Agentic Context Engineering (ACE): New Frontier
Agentic Context Engineering (ACE) is a research-backed approach where context is no longer manually refined, but continuously improved by agents that observe outcomes, reflect on performance, and update context over time.
Rather than treating context as a static prompt, ACE treats it as a living playbook.
ACE is inspired by a dynamic cheat-sheet algorithm that adopts an agentic architecture, comprising three specialised components.
1. Generator — Produces responses and executes tasks using the current context.
2. Reflector — Analyses outcomes, identifying what worked and what failed based on execution feedback.
3. Curator — Updates the context incrementally, preserving useful information while avoiding full rewrites.
Crucially, context updates are applied as small, localized changes rather than complete rewrites, preventing information loss and preserving long-term knowledge.
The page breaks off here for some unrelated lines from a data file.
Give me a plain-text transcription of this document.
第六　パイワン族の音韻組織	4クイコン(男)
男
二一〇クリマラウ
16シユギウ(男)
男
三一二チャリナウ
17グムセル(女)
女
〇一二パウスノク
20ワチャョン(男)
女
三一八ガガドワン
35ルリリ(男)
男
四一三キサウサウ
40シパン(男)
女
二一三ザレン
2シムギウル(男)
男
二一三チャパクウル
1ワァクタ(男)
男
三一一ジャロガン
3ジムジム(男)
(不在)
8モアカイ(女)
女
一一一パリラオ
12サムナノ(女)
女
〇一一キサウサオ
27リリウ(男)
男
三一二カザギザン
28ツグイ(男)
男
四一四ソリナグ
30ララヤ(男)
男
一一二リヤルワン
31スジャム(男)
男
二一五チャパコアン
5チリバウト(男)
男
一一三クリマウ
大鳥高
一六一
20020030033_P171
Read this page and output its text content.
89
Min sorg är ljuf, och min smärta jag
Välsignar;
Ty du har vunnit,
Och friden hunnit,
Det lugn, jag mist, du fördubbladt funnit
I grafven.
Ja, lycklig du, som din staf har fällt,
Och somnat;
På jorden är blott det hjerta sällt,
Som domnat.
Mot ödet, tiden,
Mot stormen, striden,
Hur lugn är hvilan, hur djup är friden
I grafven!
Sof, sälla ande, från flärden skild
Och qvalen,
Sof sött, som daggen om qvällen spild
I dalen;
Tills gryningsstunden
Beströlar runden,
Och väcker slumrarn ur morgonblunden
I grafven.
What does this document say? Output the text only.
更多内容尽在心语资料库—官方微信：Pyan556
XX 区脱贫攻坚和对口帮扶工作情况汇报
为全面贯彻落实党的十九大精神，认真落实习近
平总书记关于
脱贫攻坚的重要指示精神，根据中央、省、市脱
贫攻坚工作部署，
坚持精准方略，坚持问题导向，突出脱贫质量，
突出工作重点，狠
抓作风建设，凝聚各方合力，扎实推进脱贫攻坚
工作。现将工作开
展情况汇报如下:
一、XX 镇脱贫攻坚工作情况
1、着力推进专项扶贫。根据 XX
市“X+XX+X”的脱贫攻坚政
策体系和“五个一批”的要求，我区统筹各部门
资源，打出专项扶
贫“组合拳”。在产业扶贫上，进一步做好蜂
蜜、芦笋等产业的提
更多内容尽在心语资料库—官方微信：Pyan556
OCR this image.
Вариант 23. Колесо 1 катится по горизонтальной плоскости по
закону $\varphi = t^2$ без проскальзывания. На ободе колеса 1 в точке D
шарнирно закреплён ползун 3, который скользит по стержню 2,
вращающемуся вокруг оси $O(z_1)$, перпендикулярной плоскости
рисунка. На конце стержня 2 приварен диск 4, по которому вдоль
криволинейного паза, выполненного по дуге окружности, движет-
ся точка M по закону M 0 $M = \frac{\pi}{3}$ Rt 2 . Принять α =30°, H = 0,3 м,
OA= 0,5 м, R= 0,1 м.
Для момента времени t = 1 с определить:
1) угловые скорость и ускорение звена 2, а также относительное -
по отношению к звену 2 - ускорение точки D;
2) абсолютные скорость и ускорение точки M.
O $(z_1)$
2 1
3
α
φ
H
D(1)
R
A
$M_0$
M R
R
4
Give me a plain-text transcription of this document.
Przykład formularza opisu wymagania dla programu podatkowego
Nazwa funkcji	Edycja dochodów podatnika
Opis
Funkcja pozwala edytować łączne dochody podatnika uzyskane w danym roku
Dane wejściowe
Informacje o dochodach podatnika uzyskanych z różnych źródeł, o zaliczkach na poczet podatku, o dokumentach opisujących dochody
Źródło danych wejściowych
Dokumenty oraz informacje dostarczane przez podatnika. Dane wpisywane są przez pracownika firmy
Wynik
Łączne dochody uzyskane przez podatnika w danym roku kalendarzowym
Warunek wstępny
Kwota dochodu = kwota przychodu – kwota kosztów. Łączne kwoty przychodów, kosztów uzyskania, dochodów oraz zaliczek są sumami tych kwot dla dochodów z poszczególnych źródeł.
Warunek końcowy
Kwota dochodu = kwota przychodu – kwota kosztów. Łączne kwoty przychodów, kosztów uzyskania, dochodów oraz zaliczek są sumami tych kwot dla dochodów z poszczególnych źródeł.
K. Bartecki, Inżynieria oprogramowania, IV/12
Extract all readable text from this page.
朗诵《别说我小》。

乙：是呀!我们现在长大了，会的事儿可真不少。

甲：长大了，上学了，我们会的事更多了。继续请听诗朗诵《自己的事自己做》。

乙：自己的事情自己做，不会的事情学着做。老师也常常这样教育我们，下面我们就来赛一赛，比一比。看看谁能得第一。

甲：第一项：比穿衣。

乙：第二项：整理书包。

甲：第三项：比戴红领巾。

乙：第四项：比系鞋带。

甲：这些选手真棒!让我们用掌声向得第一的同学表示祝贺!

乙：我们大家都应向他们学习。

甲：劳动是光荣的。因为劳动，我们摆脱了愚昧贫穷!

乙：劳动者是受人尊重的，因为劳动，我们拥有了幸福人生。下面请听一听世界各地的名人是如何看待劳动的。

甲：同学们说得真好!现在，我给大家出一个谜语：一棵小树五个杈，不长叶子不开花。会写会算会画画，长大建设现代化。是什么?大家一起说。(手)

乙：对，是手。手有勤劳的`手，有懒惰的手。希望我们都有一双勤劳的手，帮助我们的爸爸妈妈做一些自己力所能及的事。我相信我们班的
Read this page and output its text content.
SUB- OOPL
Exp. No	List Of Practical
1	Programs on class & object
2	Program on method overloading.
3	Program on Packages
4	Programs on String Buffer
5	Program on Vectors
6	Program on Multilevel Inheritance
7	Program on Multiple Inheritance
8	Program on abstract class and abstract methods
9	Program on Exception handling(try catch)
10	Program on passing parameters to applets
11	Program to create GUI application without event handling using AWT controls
Research shows that ACE improves task performance by up to 10–17%, reduces adaptation cost and latency by over 80%, and enables smaller models to match or exceed much larger systems without retraining or fine-tuning.
For production systems, this means faster iteration, lower operational costs, and more interpretable, auditable behaviour than fine-tuning or model replacement.
Conclusion
Context engineering has evolved from prompt design to structured pipelines and retrieval systems. As LLMs grow more capable, context has become the primary lever for task adaptation, often outweighing the need for fine-tuning. ACE represents the next frontier of this evolution.
In modern LLM systems, context is no longer just input — it is infrastructure.